Histoire d'hommes

Camille Verdier

Je reçu un message intriguant: intrigue démultipliée par la chaleur étrange de cette nuit pure et ardente, par le silence de mes pensées, par la douceur de la lumière lunaire. Je le lis calmement, me délectant de sa signification, laissant mes sens papillonner curieusement.


Je répondrai à l'invitation de mon professeur de philosophie; homme admiré, qui m'a fasciné par son élégance des mots, son mystère psychique, sa beauté littéraire.


J'arrivai devant une salle désemplit, animée seulement de son charisme brûlant et de la belle lumière du soleil. Je restai silencieux, à regarder ses mains écrivant, ses petites rides se creuser, ses jambes se croiser. Il s'arrêta dans chacun de ses mouvements, et leva doucement la tête vers moi, m'illuminant de son regard de feu, et contenait difficilement ce sourire intérieur qui animait son âme. 

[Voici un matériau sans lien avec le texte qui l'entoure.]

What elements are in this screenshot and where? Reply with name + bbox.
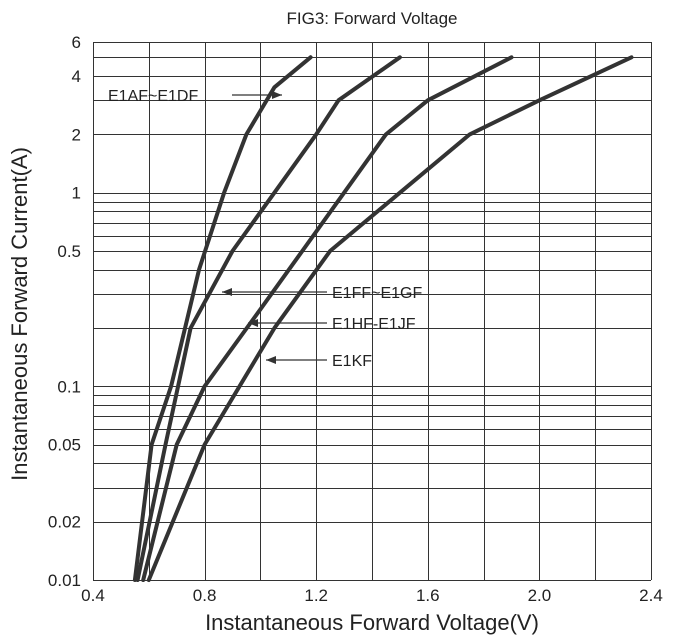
grid [93, 42, 652, 581]
curve-series [141, 55, 514, 582]
y-tick-label: 0.02 [48, 513, 81, 532]
y-tick-label: 2 [72, 125, 81, 144]
y-tick-label: 1 [72, 184, 81, 203]
annotation-arrowhead [248, 319, 258, 327]
y-axis-label: Instantaneous Forward Current(A) [7, 147, 32, 481]
annotation-label: E1HF-E1JF [332, 316, 416, 333]
y-tick-label: 0.05 [48, 436, 81, 455]
x-tick-label: 1.6 [416, 586, 440, 605]
annotation-arrowhead [222, 288, 232, 296]
annotation-arrowhead [272, 91, 282, 99]
y-tick-label: 0.5 [57, 242, 81, 261]
y-tick-label: 0.01 [48, 571, 81, 590]
x-tick-label: 2.4 [639, 586, 663, 605]
annotation-arrowhead [266, 356, 276, 364]
curve-series [146, 55, 634, 582]
y-tick-label: 0.1 [57, 377, 81, 396]
x-tick-label: 2.0 [528, 586, 552, 605]
y-tick-label: 6 [72, 33, 81, 52]
curve-series [135, 55, 402, 582]
annotation-label: E1FF~E1GF [332, 285, 422, 302]
annotation-label: E1AF~E1DF [108, 88, 198, 105]
x-tick-label: 1.2 [304, 586, 328, 605]
tick-labels: 0.4 0.8 1.2 1.6 2.0 2.4 0.01 0.02 0.05 0.1 0.5 1 2 4 6 [48, 33, 663, 605]
x-tick-label: 0.8 [193, 586, 217, 605]
annotations: E1AF~E1DF E1FF~E1GF E1HF-E1JF E1KF [108, 88, 422, 370]
x-axis-label: Instantaneous Forward Voltage(V) [205, 610, 539, 635]
x-tick-label: 0.4 [81, 586, 105, 605]
chart-title: FIG3: Forward Voltage [286, 9, 457, 28]
annotation-label: E1KF [332, 353, 372, 370]
curves [132, 55, 634, 582]
y-tick-label: 4 [72, 67, 81, 86]
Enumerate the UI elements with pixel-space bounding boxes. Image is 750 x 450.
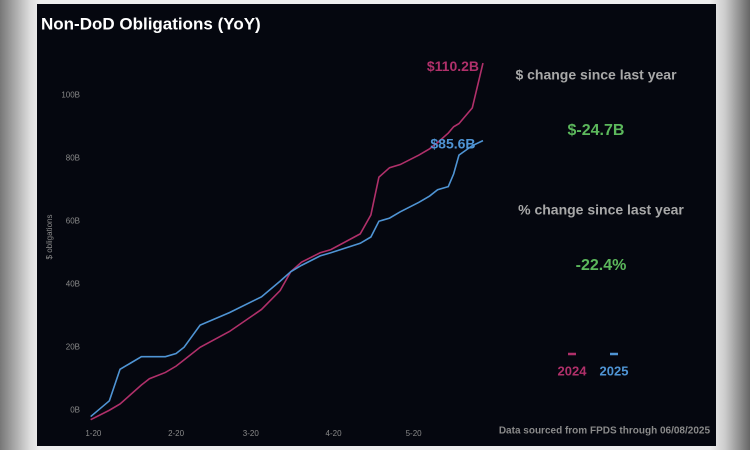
x-tick-label: 1-20 [85, 429, 102, 438]
end-value-label: $110.2B [427, 58, 479, 74]
chart-title: Non-DoD Obligations (YoY) [41, 14, 261, 33]
series-line [90, 62, 484, 421]
x-tick-label: 5-20 [406, 429, 423, 438]
source-note: Data sourced from FPDS through 06/08/202… [499, 426, 711, 437]
legend-label: 2025 [600, 363, 629, 378]
series-line [90, 139, 484, 418]
y-tick-label: 80B [66, 153, 80, 162]
y-tick-label: 0B [70, 405, 80, 414]
y-tick-label: 100B [61, 90, 80, 99]
annotation: $-24.7B [568, 122, 625, 139]
legend-label: 2024 [558, 363, 588, 378]
annotation: $ change since last year [515, 67, 677, 83]
x-tick-label: 3-20 [243, 429, 260, 438]
y-tick-label: 60B [66, 216, 80, 225]
annotation: -22.4% [576, 257, 627, 274]
end-value-label: $85.6B [430, 135, 475, 151]
x-tick-label: 4-20 [326, 429, 343, 438]
annotation: % change since last year [518, 202, 684, 218]
x-tick-label: 2-20 [168, 429, 185, 438]
y-tick-label: 20B [66, 342, 80, 351]
y-tick-label: 40B [66, 279, 80, 288]
y-axis-label: $ obligations [45, 215, 54, 260]
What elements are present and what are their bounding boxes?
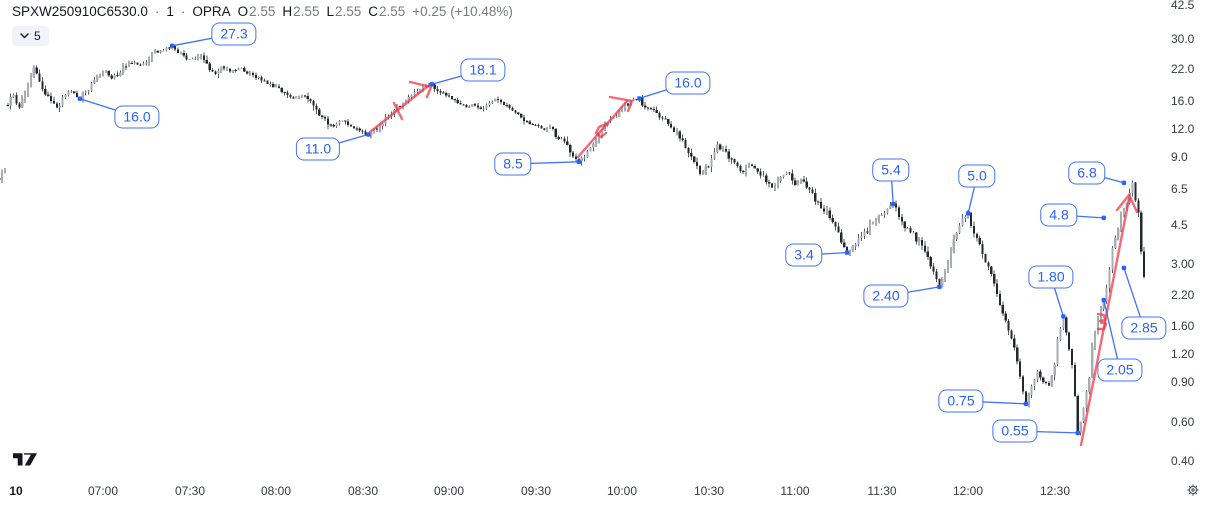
price-callout[interactable]: 2.40 [863,284,909,308]
price-tick-label: 3.00 [1171,257,1195,271]
time-tick-label: 10:00 [606,484,638,498]
ohlc-high: H 2.55 [282,4,320,19]
price-callout[interactable]: 1.80 [1028,265,1074,289]
price-tick-label: 1.60 [1171,319,1195,333]
change-label: +0.25 (+10.48%) [412,4,513,19]
time-tick-label: 09:00 [433,484,465,498]
time-tick-label: 08:00 [260,484,292,498]
drawings-count-label: 5 [34,29,41,43]
price-tick-label: 4.5 [1171,218,1188,232]
price-callout[interactable]: 0.75 [938,389,984,413]
price-callout[interactable]: 5.4 [872,158,910,182]
price-tick-label: 0.60 [1171,415,1195,429]
time-tick-label: 07:00 [87,484,119,498]
time-tick-label: 10:30 [693,484,725,498]
price-tick-label: 6.5 [1171,182,1188,196]
price-tick-label: 2.20 [1171,288,1195,302]
price-callout[interactable]: 11.0 [295,137,341,161]
chevron-down-icon [20,33,29,39]
price-tick-label: 22.0 [1171,62,1195,76]
interval-label[interactable]: 1 [166,4,174,19]
price-callout[interactable]: 8.5 [494,152,532,176]
chart-legend: SPXW250910C6530.0 · 1 · OPRA O 2.55 H 2.55… [12,4,513,46]
ohlc-low: L 2.55 [326,4,362,19]
price-callout[interactable]: 3.4 [785,243,823,267]
price-callout[interactable]: 6.8 [1068,161,1106,185]
symbol-title-row: SPXW250910C6530.0 · 1 · OPRA O 2.55 H 2.55… [12,4,513,19]
price-tick-label: 0.90 [1171,375,1195,389]
trend-arrow-drawings[interactable] [368,80,1139,447]
price-callout[interactable]: 2.85 [1121,316,1167,340]
ohlc-open: O 2.55 [237,4,276,19]
drawings-count-button[interactable]: 5 [12,26,49,46]
price-callout[interactable]: 5.0 [958,164,996,188]
separator: · [180,4,186,19]
candlestick-series [0,44,1146,436]
price-tick-label: 30.0 [1171,32,1195,46]
time-tick-label: 09:30 [520,484,552,498]
exchange-label: OPRA [192,4,231,19]
price-callout[interactable]: 2.05 [1097,358,1143,382]
time-tick-label: 11:00 [780,484,810,498]
price-tick-label: 1.20 [1171,347,1195,361]
price-callout[interactable]: 27.3 [211,22,257,46]
price-tick-label: 0.40 [1171,454,1195,468]
price-callout[interactable]: 18.1 [460,58,506,82]
price-callout[interactable]: 16.0 [665,71,711,95]
time-tick-label: 12:00 [952,484,984,498]
time-tick-label: 11:30 [867,484,897,498]
callout-anchors [77,43,1127,436]
price-callout[interactable]: 16.0 [114,105,160,129]
separator: · [154,4,160,19]
price-callout[interactable]: 0.55 [992,419,1038,443]
ohlc-close: C 2.55 [368,4,406,19]
price-callout[interactable]: 4.8 [1040,203,1078,227]
price-tick-label: 42.5 [1171,0,1195,12]
symbol-title[interactable]: SPXW250910C6530.0 [12,4,148,19]
settings-gear-button[interactable] [1184,481,1202,502]
day-tick-label: 10 [9,484,23,498]
time-tick-label: 07:30 [174,484,206,498]
time-tick-label: 08:30 [347,484,379,498]
time-tick-label: 12:30 [1039,484,1071,498]
price-tick-label: 12.0 [1171,122,1195,136]
tradingview-logo[interactable] [13,452,37,467]
price-tick-label: 9.0 [1171,150,1188,164]
price-tick-label: 16.0 [1171,94,1195,108]
gear-icon [1186,483,1200,497]
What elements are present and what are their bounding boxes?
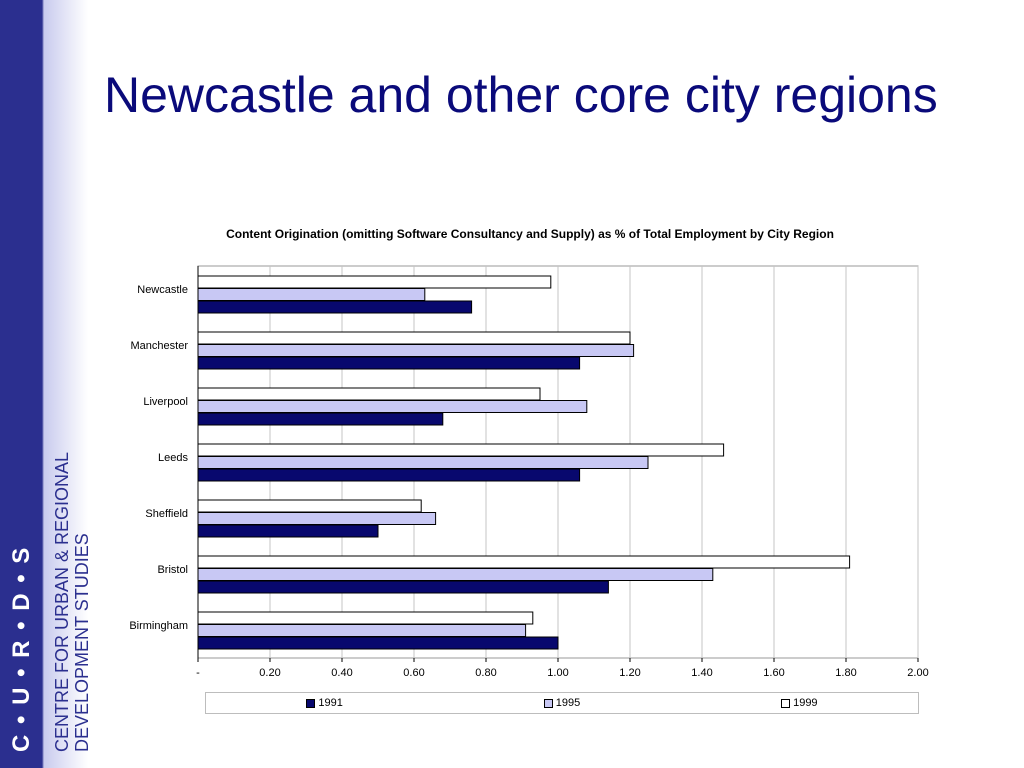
bar-birmingham-1999 <box>197 611 534 625</box>
x-tick-label: 0.40 <box>331 667 352 679</box>
curds-logo-text: C • U • R • D • S <box>8 545 35 752</box>
bar-sheffield-1999 <box>197 499 422 513</box>
x-tick-label: 1.80 <box>835 667 856 679</box>
category-label: Birmingham <box>129 620 188 632</box>
centre-name-line1: CENTRE FOR URBAN & REGIONAL <box>52 451 72 752</box>
x-tick-label: 0.20 <box>259 667 280 679</box>
bar-sheffield-1991 <box>197 524 379 538</box>
category-label: Bristol <box>157 564 188 576</box>
bar-bristol-1991 <box>197 580 609 594</box>
bar-chart: - 0.20 0.40 0.60 0.80 1.00 1.20 1.40 1.60 1.80 2.0… <box>129 265 929 679</box>
bar-leeds-1999 <box>197 443 725 457</box>
bar-bristol-1995 <box>197 568 714 581</box>
bar-manchester-1991 <box>197 356 581 370</box>
bar-birmingham-1995 <box>197 624 527 637</box>
legend-swatch <box>781 698 791 708</box>
x-tick-label: 1.00 <box>547 667 568 679</box>
bar-liverpool-1991 <box>197 412 444 426</box>
x-tick-label: 0.80 <box>475 667 496 679</box>
category-label: Liverpool <box>143 396 188 408</box>
category-label: Manchester <box>131 340 189 352</box>
legend-swatch <box>306 698 316 708</box>
x-tick-label: 1.20 <box>619 667 640 679</box>
bar-newcastle-1991 <box>197 300 473 314</box>
x-tick-label: - <box>196 667 200 679</box>
legend-item-1995: 1995 <box>543 697 581 709</box>
bar-bristol-1999 <box>197 555 851 569</box>
bar-liverpool-1999 <box>197 387 541 401</box>
bar-manchester-1995 <box>197 344 635 357</box>
x-tick-label: 2.00 <box>907 667 928 679</box>
legend-swatch <box>543 698 553 708</box>
legend-item-1991: 1991 <box>306 697 343 709</box>
x-tick-label: 1.60 <box>763 667 784 679</box>
category-label: Leeds <box>158 452 188 464</box>
centre-name-line2: DEVELOPMENT STUDIES <box>72 533 92 752</box>
chart-legend: 1991 1995 1999 <box>205 692 919 714</box>
chart-title: Content Origination (omitting Software C… <box>226 227 834 241</box>
x-tick-label: 0.60 <box>403 667 424 679</box>
bar-leeds-1995 <box>197 456 649 469</box>
bar-leeds-1991 <box>197 468 581 482</box>
legend-item-1999: 1999 <box>781 697 818 709</box>
legend-label: 1995 <box>555 697 581 709</box>
category-label: Sheffield <box>145 508 188 520</box>
legend-label: 1999 <box>793 697 818 709</box>
sidebar-band <box>0 0 88 768</box>
bar-sheffield-1995 <box>197 512 437 525</box>
category-label: Newcastle <box>137 284 188 296</box>
bar-newcastle-1999 <box>197 275 552 289</box>
bar-liverpool-1995 <box>197 400 588 413</box>
bar-manchester-1999 <box>197 331 631 345</box>
legend-label: 1991 <box>318 697 343 709</box>
bar-birmingham-1991 <box>197 636 559 650</box>
page-title: Newcastle and other core city regions <box>104 67 938 123</box>
x-tick-label: 1.40 <box>691 667 712 679</box>
bar-newcastle-1995 <box>197 288 426 301</box>
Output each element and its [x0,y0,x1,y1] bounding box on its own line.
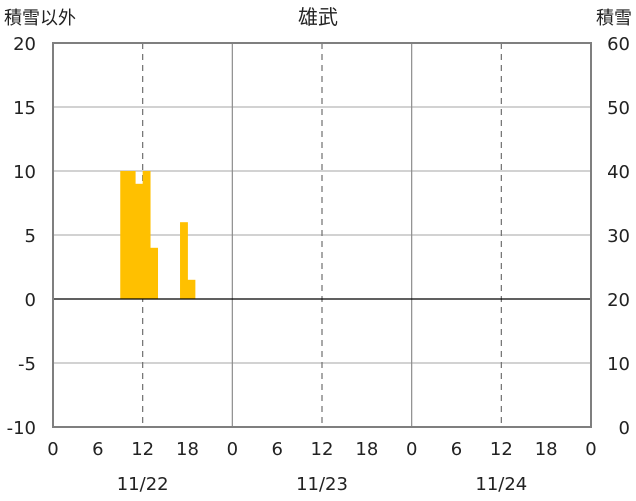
left-tick-label: 10 [13,162,36,183]
right-axis-title: 積雪 [596,8,632,29]
left-tick-label: -5 [18,354,36,375]
snow-bar [150,247,159,299]
x-hour-tick-label: 0 [227,439,238,460]
snow-bar [180,222,188,299]
x-hour-tick-label: 12 [131,439,154,460]
plot-border [52,42,592,428]
snow-bar [127,171,136,299]
right-tick-label: 10 [607,354,630,375]
left-tick-label: -10 [7,418,36,439]
x-hour-tick-label: 6 [92,439,103,460]
right-tick-label: 50 [607,98,630,119]
x-hour-tick-label: 0 [585,439,596,460]
plot-frame [52,42,592,428]
right-tick-label: 30 [607,226,630,247]
left-axis-title: 積雪以外 [4,8,76,29]
right-tick-label: 40 [607,162,630,183]
x-date-label: 11/22 [117,474,169,495]
right-tick-label: 60 [607,34,630,55]
x-hour-tick-label: 0 [47,439,58,460]
x-hour-tick-label: 12 [311,439,334,460]
x-date-label: 11/23 [296,474,348,495]
right-tick-label: 0 [619,418,630,439]
snow-bar [135,183,144,299]
right-tick-label: 20 [607,290,630,311]
left-tick-label: 20 [13,34,36,55]
x-date-label: 11/24 [475,474,527,495]
x-hour-tick-label: 6 [451,439,462,460]
snow-bar [120,171,129,299]
snow-depth-bars [120,171,196,299]
x-hour-tick-label: 12 [490,439,513,460]
x-hour-tick-label: 18 [176,439,199,460]
chart-title: 雄武 [298,5,338,29]
x-hour-tick-label: 18 [355,439,378,460]
x-hour-tick-label: 6 [271,439,282,460]
x-hour-tick-label: 18 [535,439,558,460]
x-hour-tick-label: 0 [406,439,417,460]
snow-bar [142,171,151,299]
left-tick-label: 0 [25,290,36,311]
left-tick-label: 15 [13,98,36,119]
left-tick-label: 5 [25,226,36,247]
snow-bar [187,279,196,299]
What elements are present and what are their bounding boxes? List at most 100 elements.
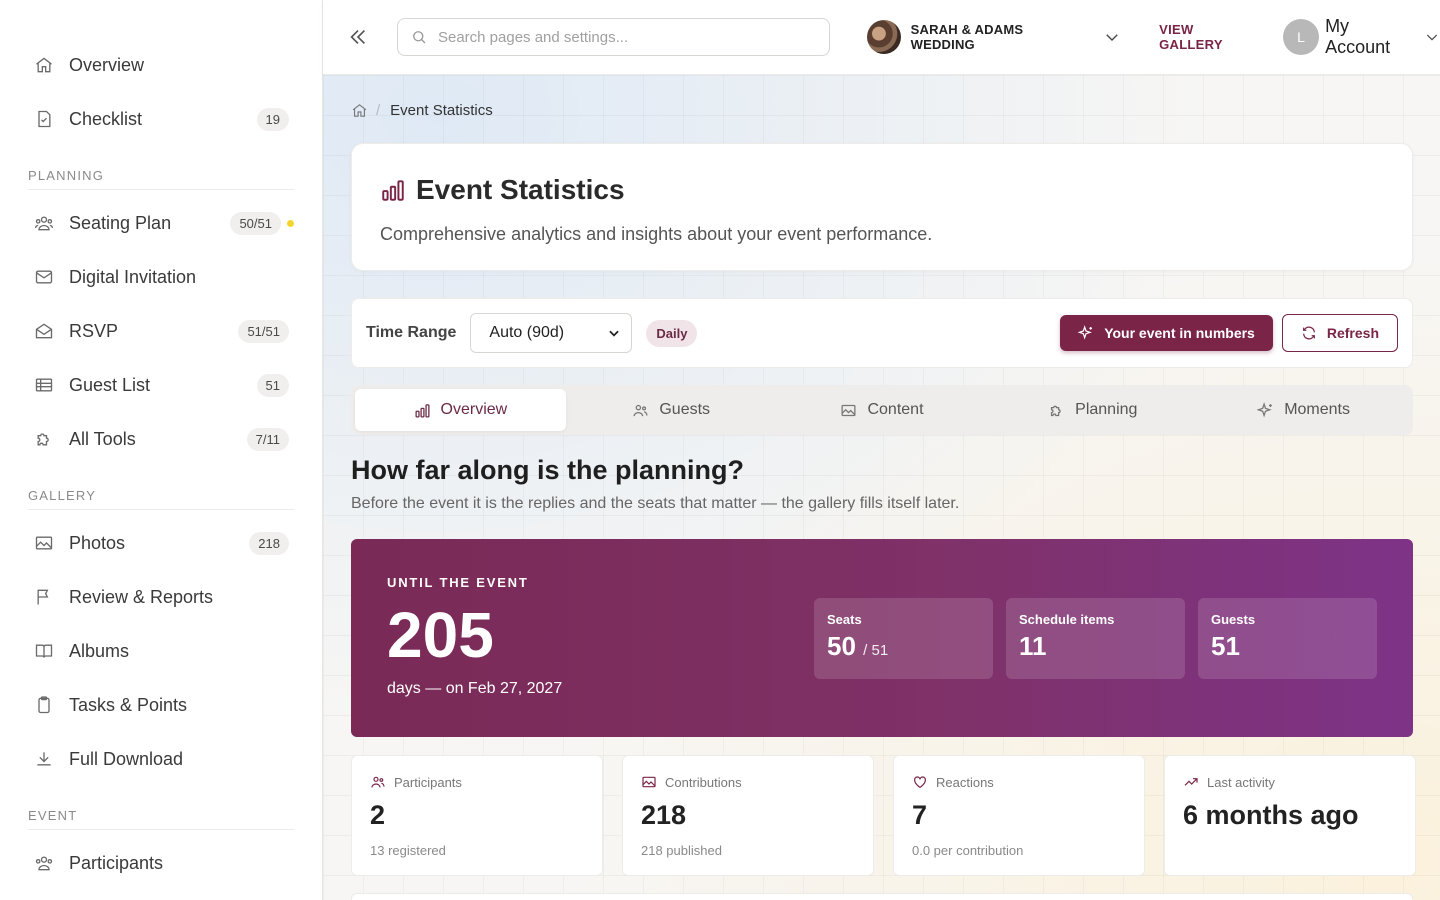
countdown-days: 205 bbox=[387, 599, 494, 671]
puzzle-icon bbox=[1048, 402, 1065, 419]
page-subtitle: Comprehensive analytics and insights abo… bbox=[380, 224, 933, 244]
stat-guests: Guests 51 bbox=[1198, 598, 1377, 679]
tab-overview[interactable]: Overview bbox=[355, 389, 566, 431]
bar-chart-icon bbox=[380, 177, 406, 203]
kpi-value: 2 bbox=[370, 800, 386, 830]
kpi-participants: Participants 2 13 registered bbox=[351, 755, 603, 876]
sparkles-icon bbox=[1078, 325, 1094, 341]
sidebar-item-tasks-points[interactable]: Tasks & Points bbox=[28, 678, 294, 732]
heart-icon bbox=[912, 774, 928, 790]
image-icon bbox=[33, 532, 55, 554]
trend-icon bbox=[1183, 774, 1199, 790]
collapse-sidebar-icon[interactable] bbox=[345, 24, 371, 50]
time-range-value: Auto (90d) bbox=[489, 324, 565, 341]
sidebar-item-label: Photos bbox=[69, 532, 126, 553]
bar-chart-icon bbox=[414, 402, 431, 419]
count-badge: 19 bbox=[256, 107, 289, 131]
chevron-down-icon bbox=[1103, 28, 1121, 46]
sidebar-item-label: Checklist bbox=[69, 108, 143, 129]
sidebar-item-full-download[interactable]: Full Download bbox=[28, 732, 294, 786]
sidebar-item-label: Tasks & Points bbox=[69, 694, 188, 715]
tab-label: Content bbox=[867, 401, 924, 418]
kpi-reactions: Reactions 7 0.0 per contribution bbox=[893, 755, 1145, 876]
breadcrumb: / Event Statistics bbox=[351, 102, 493, 119]
sidebar-item-digital-invitation[interactable]: Digital Invitation bbox=[28, 250, 294, 304]
count-badge: 50/51 bbox=[230, 211, 281, 235]
kpi-sub: 0.0 per contribution bbox=[912, 843, 1024, 858]
tab-guests[interactable]: Guests bbox=[566, 389, 777, 431]
stat-value: 51 bbox=[1211, 631, 1240, 661]
sidebar-item-rsvp[interactable]: RSVP 51/51 bbox=[28, 304, 294, 358]
top-bar: SARAH & ADAMS WEDDING VIEW GALLERY L My … bbox=[323, 0, 1440, 75]
sidebar-item-label: Digital Invitation bbox=[69, 266, 197, 287]
sidebar-item-label: Seating Plan bbox=[69, 212, 172, 233]
stat-value: 11 bbox=[1019, 631, 1047, 661]
download-icon bbox=[33, 748, 55, 770]
kpi-sub: 13 registered bbox=[370, 843, 446, 858]
tab-planning[interactable]: Planning bbox=[987, 389, 1198, 431]
home-icon[interactable] bbox=[351, 102, 368, 119]
sidebar-item-all-tools[interactable]: All Tools 7/11 bbox=[28, 412, 294, 466]
home-icon bbox=[33, 54, 55, 76]
your-event-in-numbers-button[interactable]: Your event in numbers bbox=[1060, 315, 1273, 351]
search-box[interactable] bbox=[396, 18, 830, 56]
account-menu[interactable]: L My Account bbox=[1283, 16, 1440, 58]
sidebar-item-guest-list[interactable]: Guest List 51 bbox=[28, 358, 294, 412]
tab-label: Overview bbox=[440, 401, 508, 418]
sidebar-item-label: RSVP bbox=[69, 320, 119, 341]
main-content: / Event Statistics Event Statistics Comp… bbox=[323, 75, 1440, 900]
stat-schedule-items: Schedule items 11 bbox=[1006, 598, 1185, 679]
section-title: How far along is the planning? bbox=[351, 455, 745, 485]
refresh-button[interactable]: Refresh bbox=[1281, 314, 1398, 352]
kpi-label: Participants bbox=[394, 774, 462, 790]
sidebar-item-label: Full Download bbox=[69, 748, 184, 769]
breadcrumb-separator: / bbox=[376, 102, 381, 119]
event-name: SARAH & ADAMS WEDDING bbox=[910, 22, 1024, 52]
kpi-row: Participants 2 13 registered Contributio… bbox=[351, 755, 1416, 876]
event-switcher[interactable]: SARAH & ADAMS WEDDING bbox=[866, 20, 1121, 54]
sidebar-item-label: Overview bbox=[69, 54, 145, 75]
sidebar-item-review-reports[interactable]: Review & Reports bbox=[28, 570, 294, 624]
kpi-label: Reactions bbox=[936, 774, 994, 790]
filter-bar: Time Range Auto (90d) Daily Your event i… bbox=[351, 298, 1413, 368]
count-badge: 7/11 bbox=[246, 427, 289, 451]
stat-value: 50 bbox=[827, 631, 856, 661]
tab-content[interactable]: Content bbox=[777, 389, 988, 431]
sidebar-item-photos[interactable]: Photos 218 bbox=[28, 516, 294, 570]
kpi-label: Contributions bbox=[665, 774, 742, 790]
users-icon bbox=[632, 402, 649, 419]
people-icon bbox=[33, 212, 55, 234]
countdown-kicker: UNTIL THE EVENT bbox=[387, 575, 529, 590]
sidebar-item-seating-plan[interactable]: Seating Plan 50/51 bbox=[28, 196, 294, 250]
kpi-sub: 218 published bbox=[641, 843, 722, 858]
search-icon bbox=[410, 28, 428, 46]
search-input[interactable] bbox=[437, 28, 798, 46]
time-range-select[interactable]: Auto (90d) bbox=[470, 313, 633, 353]
refresh-icon bbox=[1301, 325, 1317, 341]
sidebar-item-label: All Tools bbox=[69, 428, 136, 449]
kpi-value: 7 bbox=[912, 800, 928, 830]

Je m'avançai dans ce silence étrange mais protecteur. Il se leva : les plis de sa chemise crièrent, la feuille remplie de sa fine écriture hurlait. Il me tendit sa main: je la serrai assidument, serrant identiquement son regard accrocheur. Son poignet, son coude, son épaule se contractèrent : les veines de son bras ressortirent de sa peau ambrée, pour s'apaiser calmement, lâchant ma main chaude, à regret. 


Nous parlions. 


Pendant nos paroles - que je n'osais qualifier de vaines et d'absurdes, mais qui n'étaient qu'un moyen poli et élégant de rythmer nos regards dévastateurs - ses mains s'entrecroisaient. Je n'avais jamais connu de mains aussi belles que les siennes : et, malgré mon relevé scientifique de détails infimes, je les redécouvrais indéfiniment, me délectant de cette beauté irréelle. 

Il jouait avec mon regard, en agitant successivement chacune de ses phalanges, faisant onduler ses ligaments, entortillant ses doigts les uns aux autres. Quelques coupures venaient contraster le brun de sa peau. Ses ongles polis, ses pliures de peau, ses veines turquoises ressortaient indécemment de cette composition physique magnifique : jamais une main n'avait été aussi belle. 

Je perdis le fil de la conversation; il s'en aperçu et conclut promptement. 

Je tournai la tête vers la large fenêtre ouverte, et m'aveuglait du soleil rieur. Je savais à présent que lui me regardait; phénomène agréable qui me dessina un sourire au coin des lèvres. 

Je glissai mes yeux dans les siens : je me levai, il resta assis, à me déshabiller du regard - de ce regard ardent, brûlant et sensuel qu'on n'ose à peine deviner. Il se leva après coup, baissant les yeux sur ses écritures pleurantes, et, il me sembla, dans un soupir de désir impossible.


Nous fûmes enfin à la même hauteur; ne nous séparaient que notre souffle mutuel et la chaude lumière du soleil. Nous nous serrâmes à nouveau la main. Mais, lentement, légèrement, il fit glisser ses doigts sur mon poignet, mon coude, mon épaule; il arriva jusqu'à mon cou frétillant, et enveloppa ma mâchoire et la naissance de ma nuque dans cette main divine. J'appuyais mon cou sur cette délicieuse main, rejetant la tête en arrière, fermant les yeux de plaisir, de surprise, de passion. Puis, nous nous dévorâmes du regard, nous nous embrassâmes des yeux; éperdument.


Et dans un élan de respiration rapide, dans un moment ou nos coeurs avaient arrêté de battre, il m'embrassa imperceptiblement la tempe, le creux de l'oreille, le début du cou, de ses baisers chauds, gourmands, discrets et incroyablement profonds.

Et nous étions contenus dans un désir inhumain d'amour, liés par cette folie sentimentale, confondus dans une volonté éclatante de volupté, unis dans un plaisir dévorant de chaleur brute.